About: Sheltered teenager Charmain Baker is sent by her domineering great-aunt to house-sit for a distant relative, the royal wizard. She finds that his residence has magical rooms and hallways. She soon learns that there is trouble in the seemingly peaceful kingdom of High Norland. The treasury is disappearing, and no one knows where the money is going. Princess Hilda invites Sophie Pendragon, the main character from Howl's Moving Castle, to come help solve the mystery, with her husband, Howl, disguised as an annoying preschooler, and the fire-demon Calcifer. A lubbock, and its offspring, the lubbockins, threaten the kingdom, and it's up to Charmain and her nascent magical talents—and her new friends—to save the day.

Review: I liked the plot in this book a lot. I was afraid somethings in the book wouldn't conculde or really have a point, but they all did and added to the story. Jone's characters are always unique and Charmain isn't an exeption. She's a head strong, bratty, book worm of a girl, but I still like her. I was all giggly when Howl and Sohpie came into the story, you really have to read Howl's Moving Castle to appreciate their characters in this book. I like the way Jone's can tell a story, this book was just as fun as her last, and I can't wait to read the next.

Wicked Lovely Series

Melissa Marr just release her fourth book in the Wicked Lovely Series, Radiant Shadows.
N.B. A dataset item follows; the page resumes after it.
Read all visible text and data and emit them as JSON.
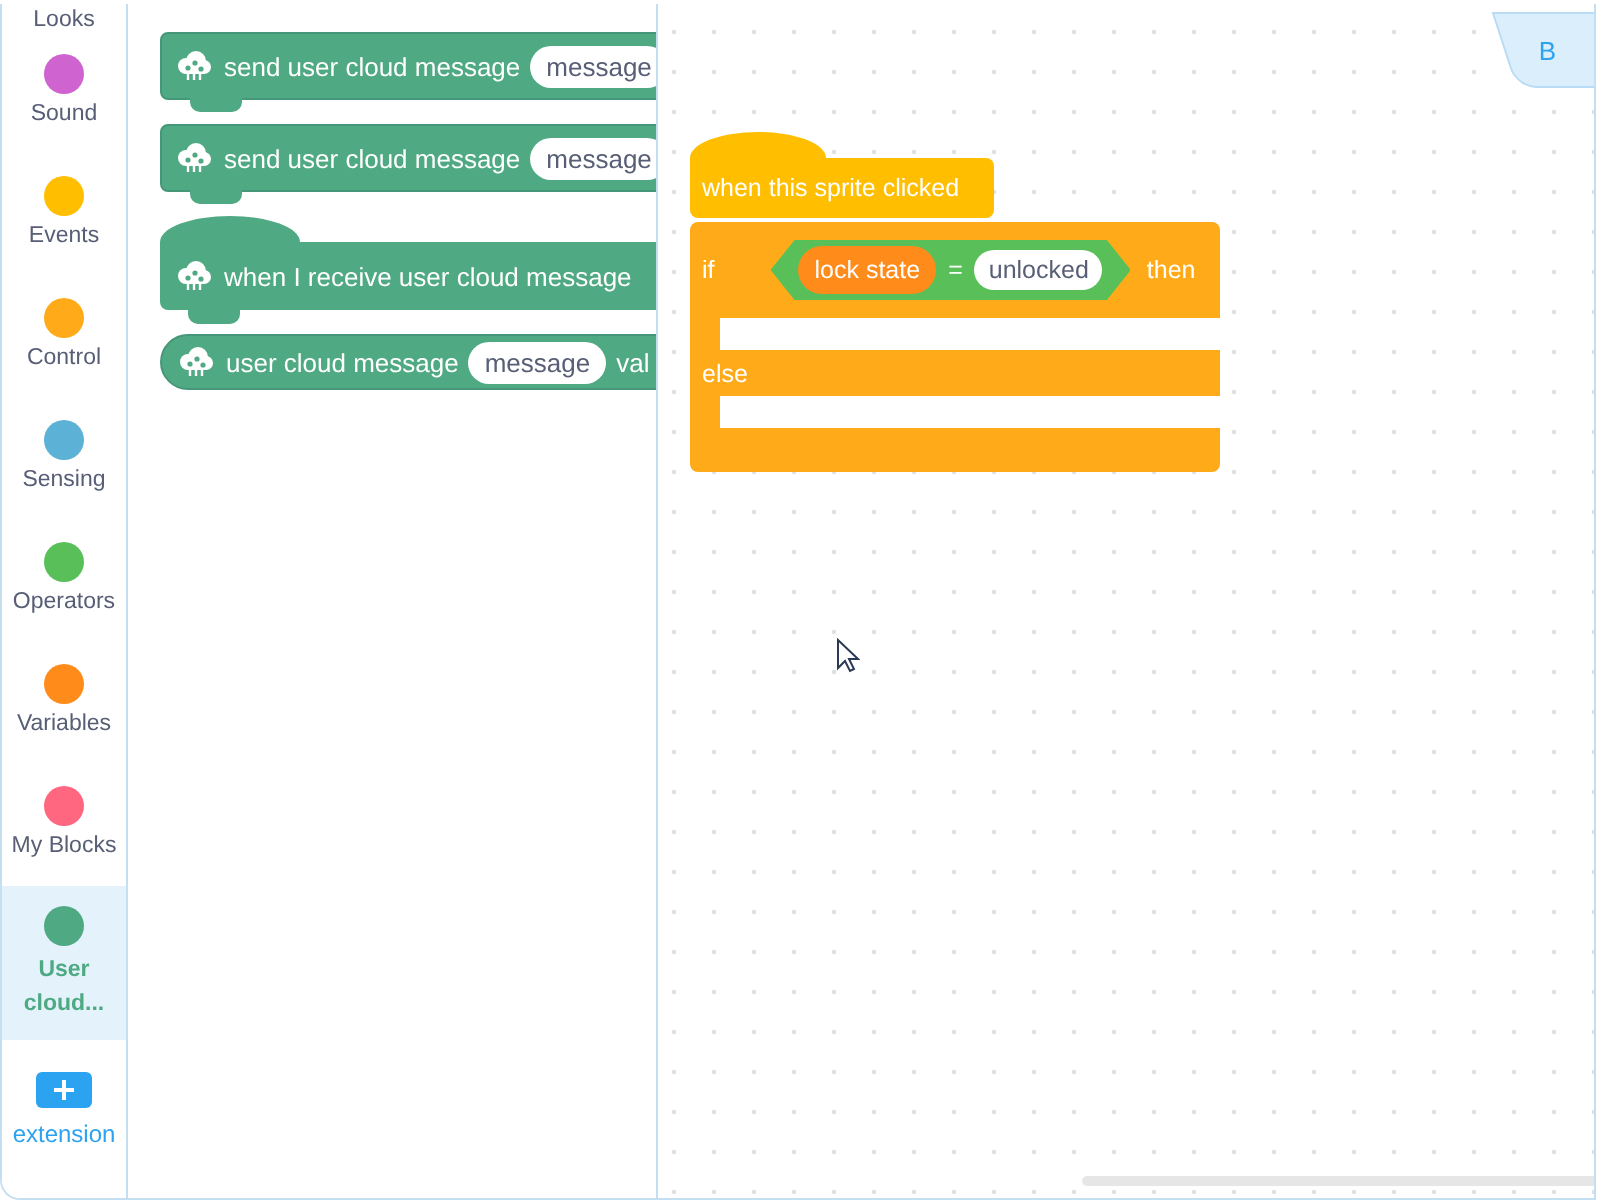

The series begins with Wicked Lovely, Ink Exchange, Fragile Eternity and now Radiant Shadows. I have to admit I don't know too much about these books. I actually just started reading Wicked Lovely and I'm 11 chapters in. Its interesting so far, a little hard to follow at the beginning but it began to make sense.I'm usually not a huge fantasy book person, especially when they are modern fantasy, but I am enjoying reading these, and people have said they are good so we shall see.
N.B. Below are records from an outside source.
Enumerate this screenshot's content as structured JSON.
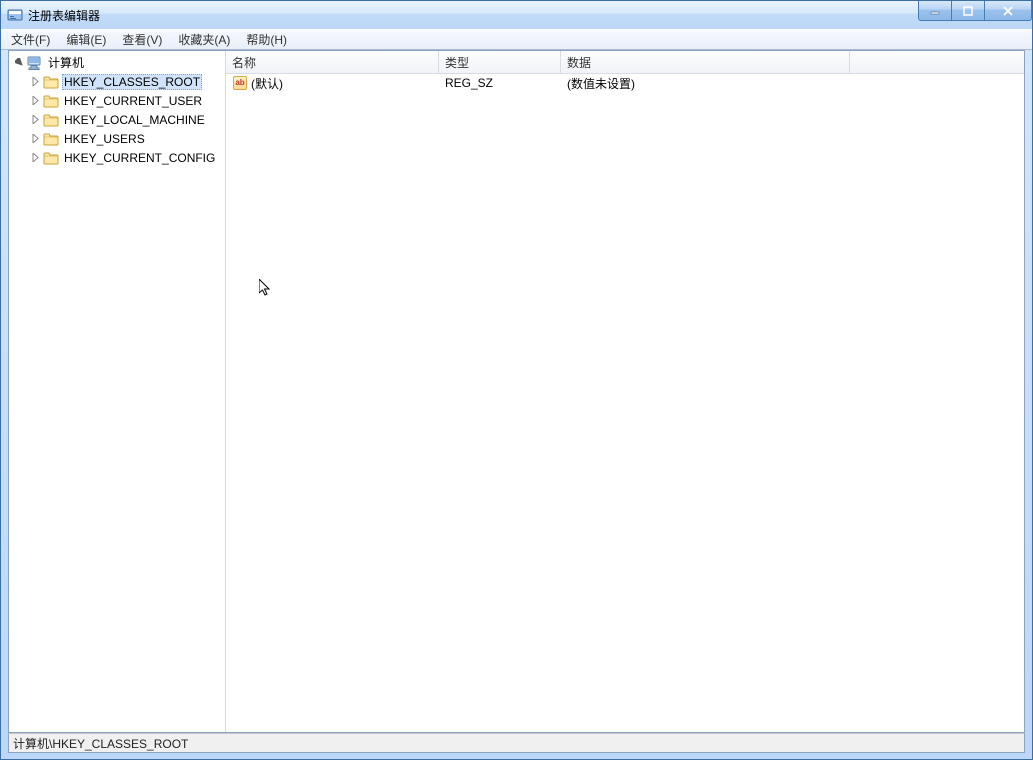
{
  "window": {
    "title": "注册表编辑器"
  },
  "menu": {
    "file": "文件(F)",
    "edit": "编辑(E)",
    "view": "查看(V)",
    "fav": "收藏夹(A)",
    "help": "帮助(H)"
  },
  "tree": {
    "root": "计算机",
    "nodes": [
      "HKEY_CLASSES_ROOT",
      "HKEY_CURRENT_USER",
      "HKEY_LOCAL_MACHINE",
      "HKEY_USERS",
      "HKEY_CURRENT_CONFIG"
    ],
    "selected_index": 0
  },
  "list": {
    "columns": {
      "name": "名称",
      "type": "类型",
      "data": "数据"
    },
    "rows": [
      {
        "name": "(默认)",
        "type": "REG_SZ",
        "data": "(数值未设置)"
      }
    ]
  },
  "status": {
    "path": "计算机\\HKEY_CLASSES_ROOT"
  },
  "col_widths": {
    "name": 213,
    "type": 122,
    "data": 289
  }
}
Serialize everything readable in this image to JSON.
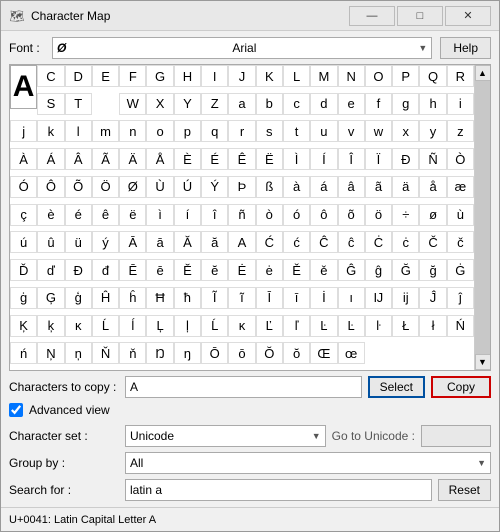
{
  "title_bar": {
    "icon": "🗺",
    "title": "Character Map",
    "minimize_label": "—",
    "maximize_label": "□",
    "close_label": "✕"
  },
  "font_row": {
    "label": "Font :",
    "font_name": "Arial",
    "font_icon": "Ø",
    "help_label": "Help"
  },
  "char_grid": {
    "large_char": "A",
    "rows": [
      [
        "C",
        "D",
        "E",
        "F",
        "G",
        "H",
        "I",
        "J",
        "K",
        "L",
        "M",
        "N",
        "O",
        "P",
        "Q",
        "R",
        "S",
        "T"
      ],
      [
        "W",
        "X",
        "Y",
        "Z",
        "a",
        "b",
        "c",
        "d",
        "e",
        "f",
        "g",
        "h",
        "i",
        "j",
        "k",
        "l",
        "m",
        "n"
      ],
      [
        "o",
        "p",
        "q",
        "r",
        "s",
        "t",
        "u",
        "v",
        "w",
        "x",
        "y",
        "z",
        "À",
        "Á",
        "Â",
        "Ã",
        "Ä",
        "Å"
      ],
      [
        "È",
        "É",
        "Ê",
        "Ë",
        "Ì",
        "Í",
        "Î",
        "Ï",
        "Ð",
        "Ñ",
        "Ò",
        "Ó",
        "Ô",
        "Õ",
        "Ö",
        "Ø",
        "Ù",
        "Ú"
      ],
      [
        "Ý",
        "Þ",
        "ß",
        "à",
        "á",
        "â",
        "ã",
        "ä",
        "å",
        "æ",
        "ç",
        "è",
        "é",
        "ê",
        "ë",
        "ì",
        "í",
        "î"
      ],
      [
        "ñ",
        "ò",
        "ó",
        "ô",
        "õ",
        "ö",
        "÷",
        "ø",
        "ù",
        "ú",
        "û",
        "ü",
        "ý",
        "Ā",
        "ā",
        "Ă",
        "ă",
        "A"
      ],
      [
        "Ć",
        "ć",
        "Ĉ",
        "ĉ",
        "Ċ",
        "ċ",
        "Č",
        "č",
        "Ď",
        "ď",
        "Đ",
        "đ",
        "Ē",
        "ē",
        "Ĕ",
        "ĕ",
        "Ė",
        "ė"
      ],
      [
        "Ě",
        "ě",
        "Ĝ",
        "ĝ",
        "Ğ",
        "ğ",
        "Ġ",
        "ġ",
        "Ģ",
        "ģ",
        "Ĥ",
        "ĥ",
        "Ħ",
        "ħ",
        "Ĩ",
        "ĩ",
        "Ī",
        "ī"
      ],
      [
        "İ",
        "ı",
        "Ĳ",
        "ĳ",
        "Ĵ",
        "ĵ",
        "Ķ",
        "ķ",
        "ĸ",
        "Ĺ",
        "ĺ",
        "Ļ",
        "ļ",
        "Ĺ",
        "ĸ",
        "Ľ",
        "ľ",
        "Ŀ"
      ],
      [
        "Ŀ",
        "ŀ",
        "Ł",
        "ł",
        "Ń",
        "ń",
        "Ņ",
        "ņ",
        "Ň",
        "ň",
        "Ŋ",
        "ŋ",
        "Ō",
        "ō",
        "Ŏ",
        "ŏ",
        "Œ",
        "œ"
      ]
    ]
  },
  "chars_to_copy": {
    "label": "Characters to copy :",
    "value": "A",
    "select_label": "Select",
    "copy_label": "Copy"
  },
  "advanced_view": {
    "label": "Advanced view",
    "checked": true
  },
  "character_set": {
    "label": "Character set :",
    "value": "Unicode",
    "go_to_unicode_label": "Go to Unicode :",
    "go_to_unicode_value": ""
  },
  "group_by": {
    "label": "Group by :",
    "value": "All"
  },
  "search_for": {
    "label": "Search for :",
    "value": "latin a",
    "reset_label": "Reset"
  },
  "status_bar": {
    "text": "U+0041: Latin Capital Letter A"
  }
}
Radiant Shadows by Melissa Marr

About: Half-human and half-faery, Ani is driven by her hungers. Those same appetites also attract powerful enemies and uncertain allies, including Devlin. He was created as an assassin and is brother to the Faerie coolly logical High Queen and to her chaotic twin, the embodiment of War. Devlin wants to keep Ani safe from his sisters, knowing that if he fails, he will be the instrument of Ani's death. Ani isn't one to be guarded while other fight battles for her, though. She has the courage to protect herself and the ability to alter Devlin's plans-and his life. The two are drawn together, each with a reason to fear the other and a reason to fear for one another. But as they grow closer, a larger threat imperils the whole of Faerie. Will saving the faery realm mean losing each other?

-I'm not sure if her books follow the same people, but I know they are all in the same realm. It will be a while till I can review this book since I have three more to read before it. But I will be sure to review all of them soon.

Review: The Hunger Games Trilogy

True, we are all still waiting on the third installment of Suzanne Colins' Hunger Game series, Mockingjay, to be released on August 24th. But while we are in anticipation I thought I would write my reviews on the first two books in The Hunger Games Trilogy.

The Hunger Games by Suzanne Colins

About: In the ruins of a place once known as North America lies the nation of Panem, a shining Capitol surrounded by twelve outlying districts. The Capitol is harsh and cruel and keeps the districts in line by forcing them all to send one boy and one girl between the ages of twelve and eighteen to participate in the annual Hunger Games, a fight to the death on live TV. Sixteen-year-old Katniss Everdeen, who lives alone with her mother and younger sister, regards it as a death sentence when she steps forward to take her sister's place in the Games. But Katniss has been close to death before-and survival, for her, is second nature. Without really meaning to she becomes a contender. But if she is to win, she will have to start making choices that weigh survival against humanity and life against love.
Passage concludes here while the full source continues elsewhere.